沈岚轻声打开门走出自己的房间,他站在廊檐下,一阵阵忽高忽低的鼾声从四周传来,沈岚摸索着寻到了汪顺的房间,他手中一把匕首,顺着门缝上下来回划了几下,屋内的门栓就掉在地上,发出一声轻响,但这样的响动,对屋内熟睡的汪顺丝毫没有影响。
沈岚拉开门,侧身进入汪顺的房间,又将门轻轻掩上,他走到汪顺的床前,只见汪顺四仰八叉的躺在床上,肥肚腩随着呼吸一起一伏,沈岚露出厌恶的目光,然后用一只手捂住了汪顺的口鼻。
汪顺喘不过气,他下意识的用手去拨沈岚的手,可是沈岚用足了力气,汪顺根本扳不开,汪顺睁开了眼睛,沈岚那张俊美而惨白的脸映在了他的瞳孔中,他立刻大惊失色,嘴里唔唔的想说话,却被沈岚的手牢牢的堵住,他拼命挣扎,四肢一个劲的乱抓乱踢,但对沈岚来说,根本毫无作用。
沈岚看见汪顺惊恐的模样,嘴角露出一抹笑意,缓缓说道:“奴婢是为了让督公去的明白,这才将你唤醒。

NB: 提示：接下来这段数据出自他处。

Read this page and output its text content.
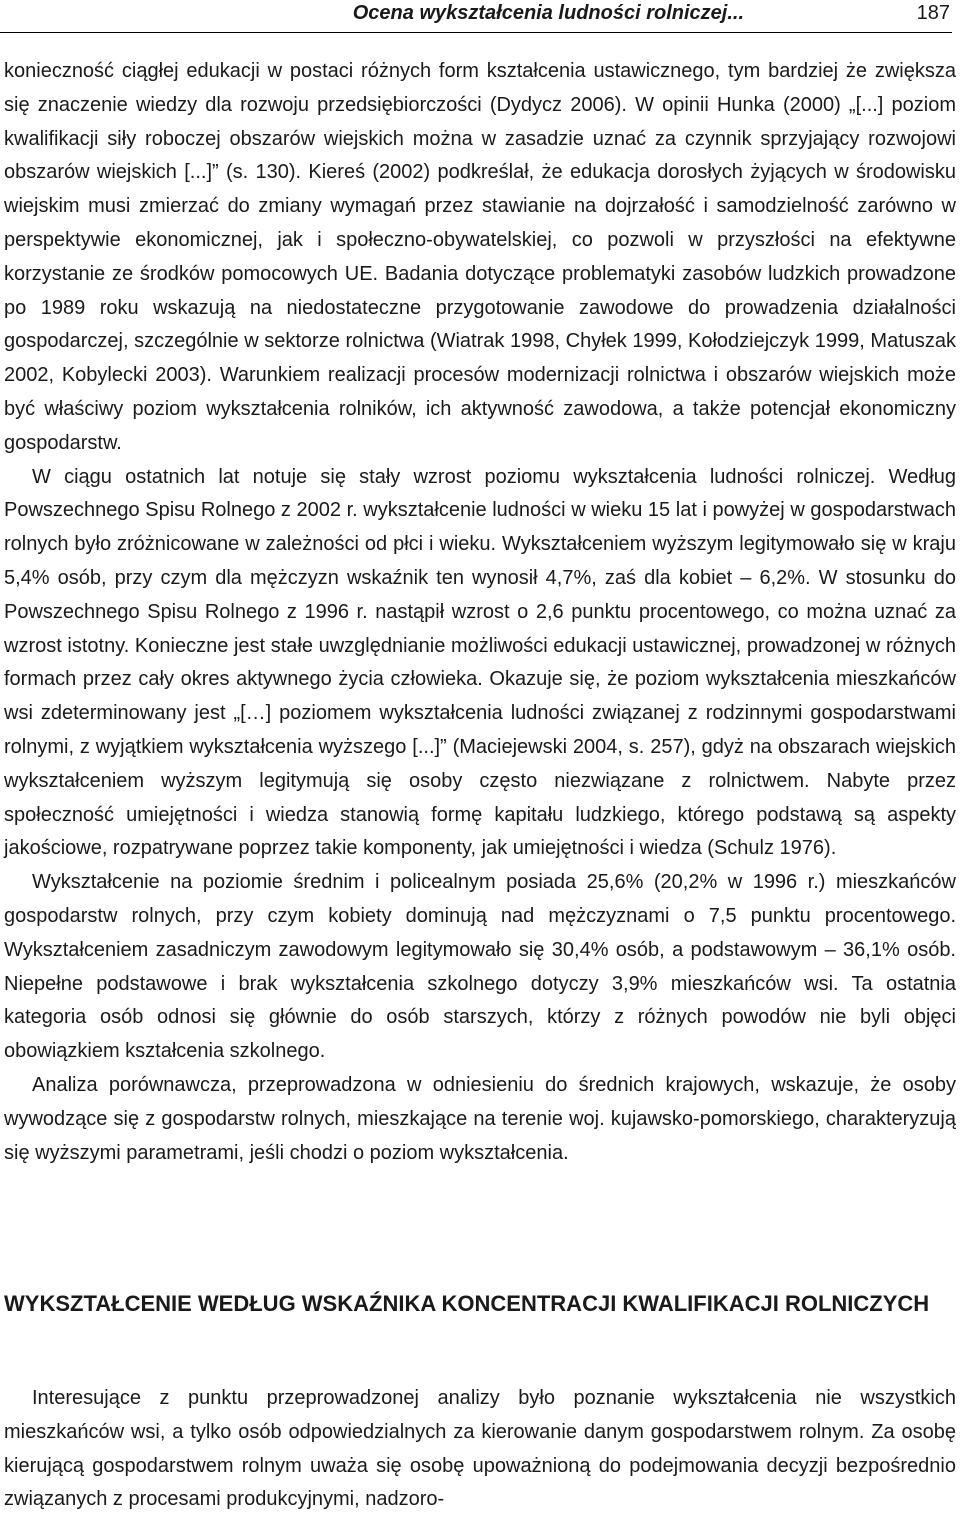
Ocena wykształcenia ludności rolniczej...	187

konieczność ciągłej edukacji w postaci różnych form kształcenia ustawicznego, tym bardziej że zwiększa się znaczenie wiedzy dla rozwoju przedsiębiorczości (Dydycz 2006). W opinii Hunka (2000) „[...] poziom kwalifikacji siły roboczej obszarów wiejskich można w zasadzie uznać za czynnik sprzyjający rozwojowi obszarów wiejskich [...]” (s. 130). Kiereś (2002) podkreślał, że edukacja dorosłych żyjących w środowisku wiejskim musi zmierzać do zmiany wymagań przez stawianie na dojrzałość i samodzielność zarówno w perspektywie ekonomicznej, jak i społeczno-obywatelskiej, co pozwoli w przyszłości na efektywne korzystanie ze środków pomocowych UE. Badania dotyczące problematyki zasobów ludzkich prowadzone po 1989 roku wskazują na niedostateczne przygotowanie zawodowe do prowadzenia działalności gospodarczej, szczególnie w sektorze rolnictwa (Wiatrak 1998, Chyłek 1999, Kołodziejczyk 1999, Matuszak 2002, Kobylecki 2003). Warunkiem realizacji procesów modernizacji rolnictwa i obszarów wiejskich może być właściwy poziom wykształcenia rolników, ich aktywność zawodowa, a także potencjał ekonomiczny gospodarstw.

W ciągu ostatnich lat notuje się stały wzrost poziomu wykształcenia ludności rolniczej. Według Powszechnego Spisu Rolnego z 2002 r. wykształcenie ludności w wieku 15 lat i powyżej w gospodarstwach rolnych było zróżnicowane w zależności od płci i wieku. Wykształceniem wyższym legitymowało się w kraju 5,4% osób, przy czym dla mężczyzn wskaźnik ten wynosił 4,7%, zaś dla kobiet – 6,2%. W stosunku do Powszechnego Spisu Rolnego z 1996 r. nastąpił wzrost o 2,6 punktu procentowego, co można uznać za wzrost istotny. Konieczne jest stałe uwzględnianie możliwości edukacji ustawicznej, prowadzonej w różnych formach przez cały okres aktywnego życia człowieka. Okazuje się, że poziom wykształcenia mieszkańców wsi zdeterminowany jest „[…] poziomem wykształcenia ludności związanej z rodzinnymi gospodarstwami rolnymi, z wyjątkiem wykształcenia wyższego [...]” (Maciejewski 2004, s. 257), gdyż na obszarach wiejskich wykształceniem wyższym legitymują się osoby często niezwiązane z rolnictwem. Nabyte przez społeczność umiejętności i wiedza stanowią formę kapitału ludzkiego, którego podstawą są aspekty jakościowe, rozpatrywane poprzez takie komponenty, jak umiejętności i wiedza (Schulz 1976).

Wykształcenie na poziomie średnim i policealnym posiada 25,6% (20,2% w 1996 r.) mieszkańców gospodarstw rolnych, przy czym kobiety dominują nad mężczyznami o 7,5 punktu procentowego. Wykształceniem zasadniczym zawodowym legitymowało się 30,4% osób, a podstawowym – 36,1% osób. Niepełne podstawowe i brak wykształcenia szkolnego dotyczy 3,9% mieszkańców wsi. Ta ostatnia kategoria osób odnosi się głównie do osób starszych, którzy z różnych powodów nie byli objęci obowiązkiem kształcenia szkolnego.

Analiza porównawcza, przeprowadzona w odniesieniu do średnich krajowych, wskazuje, że osoby wywodzące się z gospodarstw rolnych, mieszkające na terenie woj. kujawsko-pomorskiego, charakteryzują się wyższymi parametrami, jeśli chodzi o poziom wykształcenia.

WYKSZTAŁCENIE WEDŁUG WSKAŹNIKA KONCENTRACJI KWALIFIKACJI ROLNICZYCH

Interesujące z punktu przeprowadzonej analizy było poznanie wykształcenia nie wszystkich mieszkańców wsi, a tylko osób odpowiedzialnych za kierowanie danym gospodarstwem rolnym. Za osobę kierującą gospodarstwem rolnym uważa się osobę upoważnioną do podejmowania decyzji bezpośrednio związanych z procesami produkcyjnymi, nadzoro-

”
这话说完,沈岚指尖突然银光一闪,一根手指长,淬了剧毒的银针直接从汪顺头顶百会穴刺入他的头颅,然后沈岚便松开了捂着他嘴的手。
汪顺身体抽搐了几下,不一会儿就没了气息,沈岚将那根银针抽了出来,悄声离开了汪顺的房间,在他走出屋子后,他又站在门前用一根丝线和匕首将房里的门栓搭上了。
沈岚回到自己房间,躺在床上却久久不能入眠,一直有个身影在他眼前萦绕,那个身影有千般姿态,他伸出手在眼前漆黑的空气中仔细描摹那个身影,好像他马上就能触到那个人,倏地,他却像触电了一般,猛然收回了手,他愣怔的看向自己的那只手,那是只刚刚杀了人的手啊,哪里有资格去触碰她呢,沈岚不禁苦笑起来,然后痛苦的闭上了眼睛。
翌日晌午,崔奉年刚吃过午饭,正在司礼监的值房里悠闲的品茶,一个小太监急匆匆的跑进来。
崔奉年放下茶碗不悦道:“什么事这么慌张?”
小太监低头哈腰上前来,转到崔奉年身后,给他捏肩膀,然后贴着崔奉年耳边说道:“老祖宗,盯着御马监的人刚刚传话来了。”
崔奉年一听御马监立时来了兴致,问道:“什么话?”
小太监说道:“御马监提督汪顺死了。”
崔奉年听完只点了点头,又端起茶碗抿了口茶,说道:“仔细说说。”
小太监道:“说是在皇庄里没的,早上大伙准备动身回城,可是左等右等汪顺也没从房间出来,他那个干儿子去敲门,也没人应声,回来大伙发现事情不对了,于是就撞开了门,大伙就看见汪顺直挺挺的躺在床上,都硬了。”
“怎么死的?”崔奉年问。
“不知,”小太监一顿,像是在想该怎么解释,然后说道:“瞧见的人说他身上没有任何伤痕,也没有口鼻流血中毒的症状,就这么悄么声的没了。”
崔奉年听完眼光流转,像在思考,然后又问:“与他同行的都有谁?”
小太监说了几个名字,然后又说:“对了,还有老祖宗您安排到御马监的那个叫,叫沈岚的,对还有他。”
崔奉年听到沈岚的名字后略一惊讶,随后又呵呵笑了起来,自言自语道:“咱家以为只是捡了条狗,没想到还是条疯狗...”
小太监虽然不明所以,但也跟着笑起来。